A case precisely in point, except as to the form of the action, was before the Kentucky court of appeals, and it was held that:

“Where the purchaser of property from a broker was induced to pay more than the owner asked for the property by the fraudulent representation of the broker that the owner would not accept less than the price paid, the purchaser is entitled, in an action for deceit, to recover of the broker the excess, which he pocketed, less the usual commission for making the sale.” Kice v. Porter (Ky.), 53 S. W. 285; Kice v. Porter (Ky.), 61 S. W. 266.

While it may be inferred from the remarks of Mr. Justice Cooley, in Barnard v. Colwell, that the court was of the opinion that an action for fraud and deceit would not lie for such misrepresentations, such holding was not necessary to the decision, since it was held that a good cause of action in assumpsit for money had and received was stated in the declaration, upon which plaintiff was entitled to put in his evidence.

In Stoney Creek Woolen Co. v. Smalley, 111 Mich. 321 (69 N. W. 722), it was held that the rule of caveat emptor does not apply to such representations, and we deem this to be the better rule. McDonald v. Smith, 139 Mich. 211 (102 N. W. 668); Van Epps v. Harrison, 5 Hill (N. Y.), 63 (40 Am. Dec. 314); Fairchild v. McMahon, 139 N. Y. 290 (34 N. E. 779, 36 Am.
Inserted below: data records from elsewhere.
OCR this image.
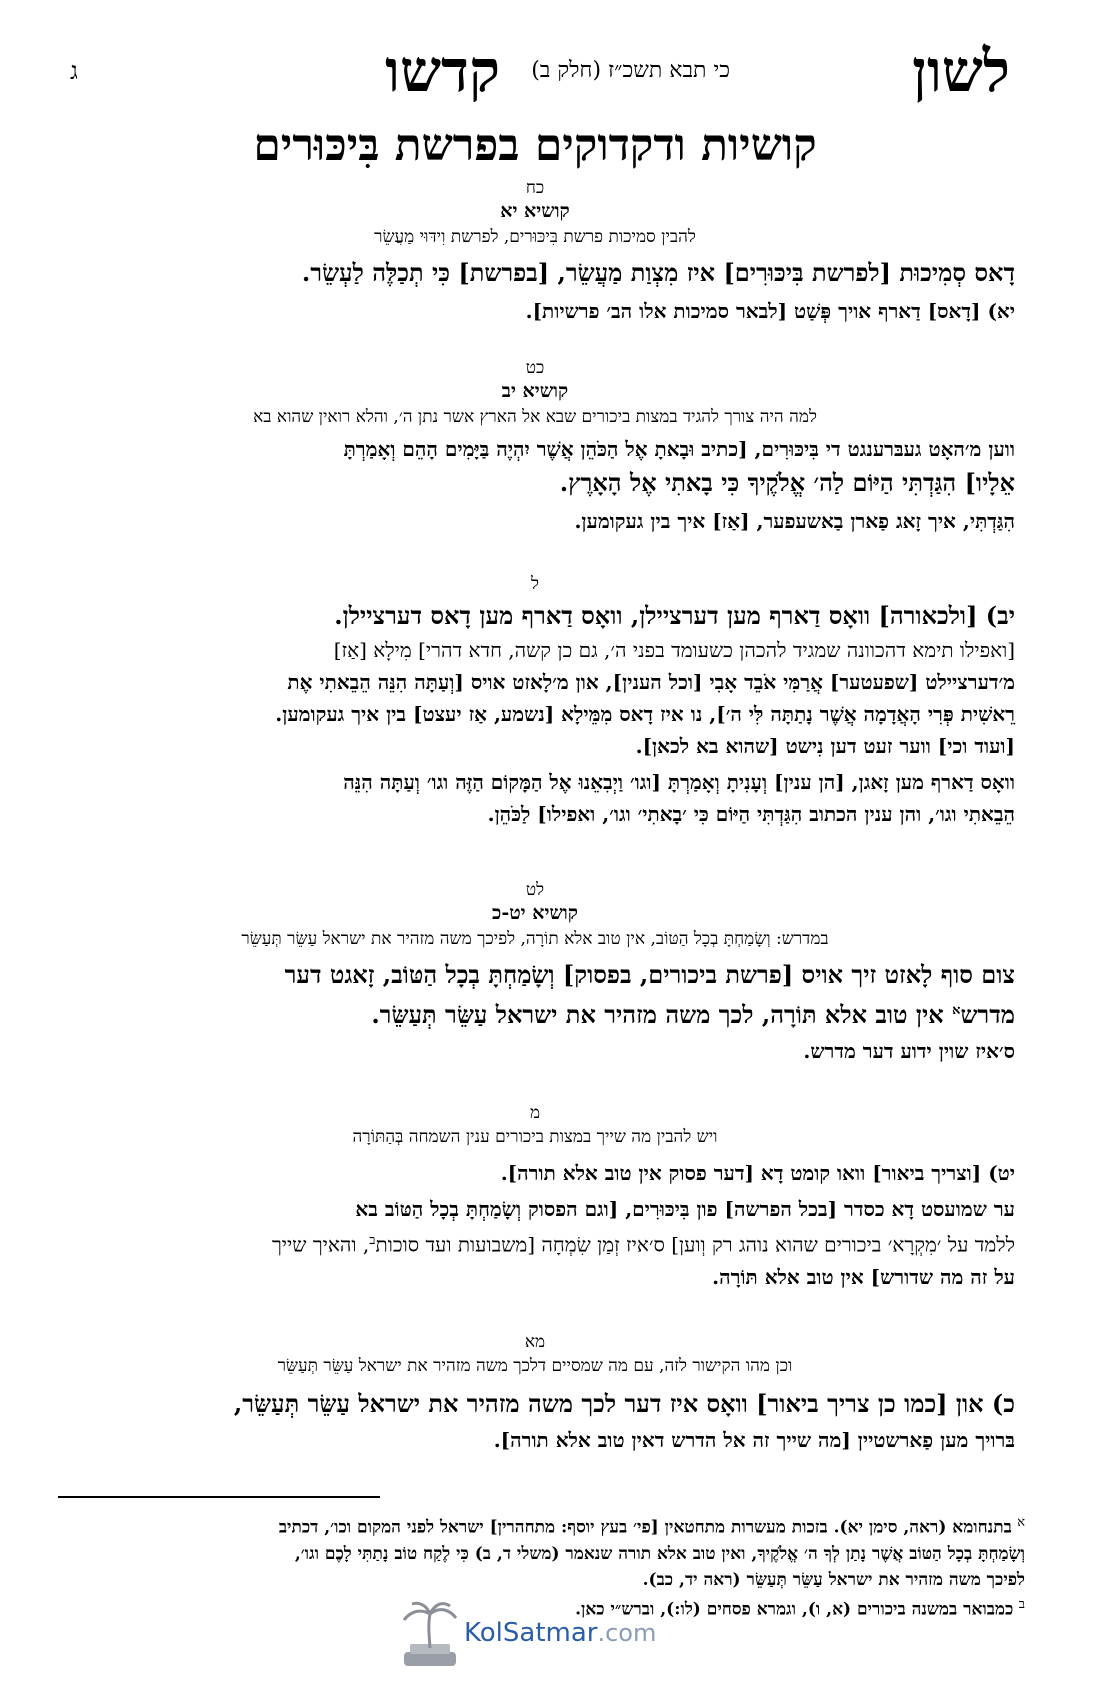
לשון
כי תבא תשכ״ז (חלק ב)
קדשו
ג
קושיות ודקדוקים בפרשת בִּיכּוּרים

כח

קושיא יא

להבין סמיכות פרשת בִּיכּוּרים, לפרשת וִידּוּי מַעֲשֵׂר

דָאס סְמִיכוּת [לפרשת בִּיכּוּרִים] איז מִצְוַת מַעֲשֵׂר, [בפרשת] כִּי תְכַלֶּה לַעְשֵׂר.

יא) [דָאס] דַארף אויך פְּשַׁט [לבאר סמיכות אלו הב׳ פרשיות].

כט

קושיא יב

למה היה צורך להגיד במצות ביכורים שבא אל הארץ אשר נתן ה׳, והלא רואין שהוא בא

ווען מ׳האָט געבּרענגט די בִּיכּוּרִים, [כתיב וּבָאתָ אֶל הַכֹּהֵן אֲשֶׁר יִהְיֶה בַּיָּמִים הָהֵם וְאָמַרְתָּ

אֵלָיו] הִגַּדְתִּי הַיּוֹם לַה׳ אֱלֹקֶיךָ כִּי בָאתִי אֶל הָאָרֶץ.

הִגַּדְתִּי, איך זָאג פַארן בַאשעפער, [אַז] איך בין געקומען.

ל

יב) [ולכאורה] וואָס דַארף מען דערציילן, וואָס דַארף מען דָאס דערציילן.

[ואפילו תימא דהכוונה שמגיד להכהן כשעומד בפני ה׳, גם כן קשה, חדא דהרי] מִילָא [אַז]

מ׳דערציילט [שפעטער] אֲרַמִּי אֹבֵד אָבִי [וכל הענין], און מ׳לָאזט אויס [וְעַתָּה הִנֵּה הֵבֵאתִי אֶת

רֵאשִׁית פְּרִי הָאֲדָמָה אֲשֶׁר נָתַתָּה לִּי ה׳], נו איז דָאס מִמֵּילָא [נשמע, אַז יעצט] בין איך געקומען.

[ועוד וכי] ווער זעט דען נִישט [שהוא בא לכאן].

וואָס דַארף מען זָאגן, [הן ענין] וְעָנִיתָ וְאָמַרְתָּ [וגו׳ וַיְבִאֵנוּ אֶל הַמָּקוֹם הַזֶּה וגו׳ וְעַתָּה הִנֵּה

הֵבֵאתִי וגו׳, והן ענין הכתוב הִגַּדְתִּי הַיּוֹם כִּי ׳בָאתִי׳ וגו׳, ואפילו] לַכֹּהֵן.

לט

קושיא יט-כ

במדרש: וְשָׂמַחְתָּ בְכָל הַטּוֹב, אין טוב אלא תוֹרָה, לפיכך משה מזהיר את ישראל עַשֵּׂר תְּעַשֵּׂר

צום סוף לָאזט זיך אויס [פרשת ביכורים, בפסוק] וְשָׂמַחְתָּ בְכָל הַטּוֹב, זָאגט דער

מדרש$^א$ אין טוב אלא תּוֹרָה, לכך משה מזהיר את ישראל עַשֵּׂר תְּעַשֵּׂר.

ס׳איז שוין ידוע דער מדרש.

מ

ויש להבין מה שייך במצות ביכורים ענין השמחה בְּהַתּוֹרָה

יט) [וצריך ביאור] וואו קומט דָא [דער פסוק אין טוב אלא תורה].

ער שמועסט דָא כסדר [בכל הפרשה] פון בִּיכּוּרִים, [וגם הפסוק וְשָׂמַחְתָּ בְכָל הַטּוֹב בא

ללמד על ׳מִקְרָא׳ ביכורים שהוא נוהג רק וְוען] ס׳איז זְמַן שִׂמְחָה [משבועות ועד סוכות$^ב$, והאיך שייך

על זה מה שדורש] אין טוב אלא תּוֹרָה.

מא

וכן מהו הקישור לזה, עם מה שמסיים דלכך משה מזהיר את ישראל עַשֵּׂר תְּעַשֵּׂר

כ) און [כמו כן צריך ביאור] וואָס איז דער לכך משה מזהיר את ישראל עַשֵּׂר תְּעַשֵּׂר,

בּרויך מען פַארשטיין [מה שייך זה אל הדרש דאין טוב אלא תורה].

$^א$ בתנחומא (ראה, סימן יא). בזכות מעשרות מתחטאין [פי׳ בעץ יוסף: מתחהרין] ישראל לפני המקום וכו׳, דכתיב

וְשָׂמַחְתָּ בְכָל הַטּוֹב אֲשֶׁר נָתַן לְךָ ה׳ אֱלֹקֶיךָ, ואין טוב אלא תורה שנאמר (משלי ד, ב) כִּי לֶקַח טוֹב נָתַתִּי לָכֶם וגו׳,

לפיכך משה מזהיר את ישראל עַשֵּׂר תְּעַשֵּׂר (ראה יד, כב).

$^ב$ כמבואר במשנה ביכורים (א, ו), וגמרא פסחים (לו:), וברש״י כאן.

KolSatmar.com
St. Rep. 701).

The verdict of the jury establishes gross fraud practiced by defendant, both upon the plaintiff and the owner of the property. The plaintiff was a color miser, residing in Chicago, wholly ignorant of the value of farm lands, and unable to form any rational estimate of such value by inspection. Knowing these facts and relying upon them to enable him to carry out his fraudulent scheme, defendant stated, in reply to plaintiff’s question if the farm could not be bought cheaper, the representations hereinbefore quoted, contending that he had induced the owner to reduce the price to a point where it was a bargain, and the very lowest price the owner would .accept. He also induced the plaintiff to believe that the $300 secured by the mortgage was for the benefit of the owner.
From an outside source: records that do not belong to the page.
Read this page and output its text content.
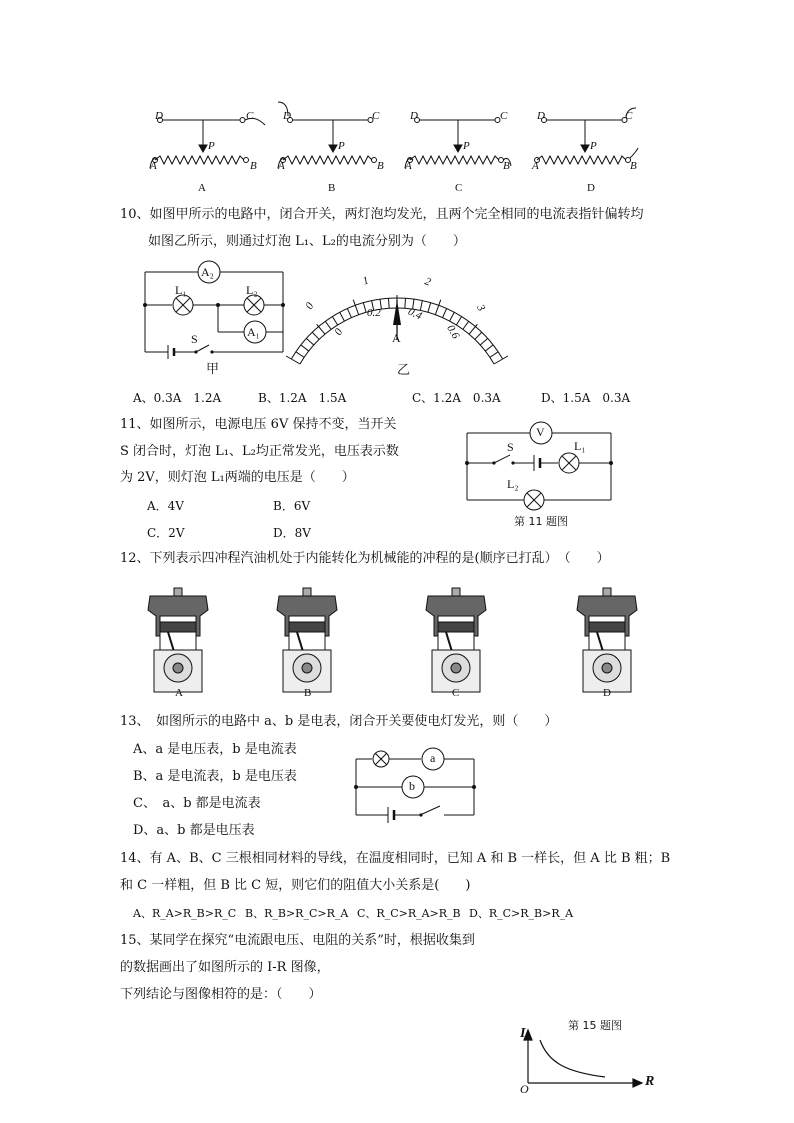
D	C
P
A	B
A
D	C
P
A	B
B
D	C
P
A	B
C
D	C
P
A	B
D
10、如图甲所示的电路中，闭合开关，两灯泡均发光，且两个完全相同的电流表指针偏转均
如图乙所示，则通过灯泡 L₁、L₂的电流分别为（　　）
A₂
L₁	L₂
A₁
S
甲
0
0
1	2
3
0.2 0.4
0.6
A
乙
A、0.3A　1.2A	B、1.2A　1.5A	C、1.2A　0.3A	D、1.5A　0.3A
11、如图所示，电源电压 6V 保持不变，当开关
S 闭合时，灯泡 L₁、L₂均正常发光，电压表示数
为 2V，则灯泡 L₁两端的电压是（　　）
A．4V	B．6V
C．2V	D．8V
V
S	L₁
L₂
第 11 题图
12、下列表示四冲程汽油机处于内能转化为机械能的冲程的是(顺序已打乱）　（　　）
A	B	C	D
13、　如图所示的电路中 a、b 是电表，闭合开关要使电灯发光，则（　　）
A、a 是电压表，b 是电流表
B、a 是电流表，b 是电压表
C、　a、b 都是电流表
D、a、b 都是电压表
a
b
14、有 A、B、C 三根相同材料的导线，在温度相同时，已知 A 和 B 一样长，但 A 比 B 粗；B
和 C 一样粗，但 B 比 C 短，则它们的阻值大小关系是(　　)
A、R_A>R_B>R_C B、R_B>R_C>R_A C、R_C>R_A>R_B D、R_C>R_B>R_A
15、某同学在探究“电流跟电压、电阻的关系”时，根据收集到
的数据画出了如图所示的 I-R 图像，
下列结论与图像相符的是：（　　）
I
R
O
第 15 题图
The representations by defendant were not mere statements of opinion as to the value of the property, but were -statements of facts within his own knowledge and unknown to plaintiff, which were intended to, and did, influence him in making the purchase, and upon which he had a right to rely.

We agree with the conclusion of the Kentucky court of appeals that plaintiff made out a case of fraud and deceit, for which he was entitled to maintain an action of assumpsit under our statute. 3 Comp. Laws, § 10421. First Nat. Bank of Ovid v. Steel, 136 Mich. 588 (99 N. W. 786).

We find no reversible errors in the record, and the judgment is affirmed.

Hooker, Moore, McAlvay, and Brooke, JJ., concurred.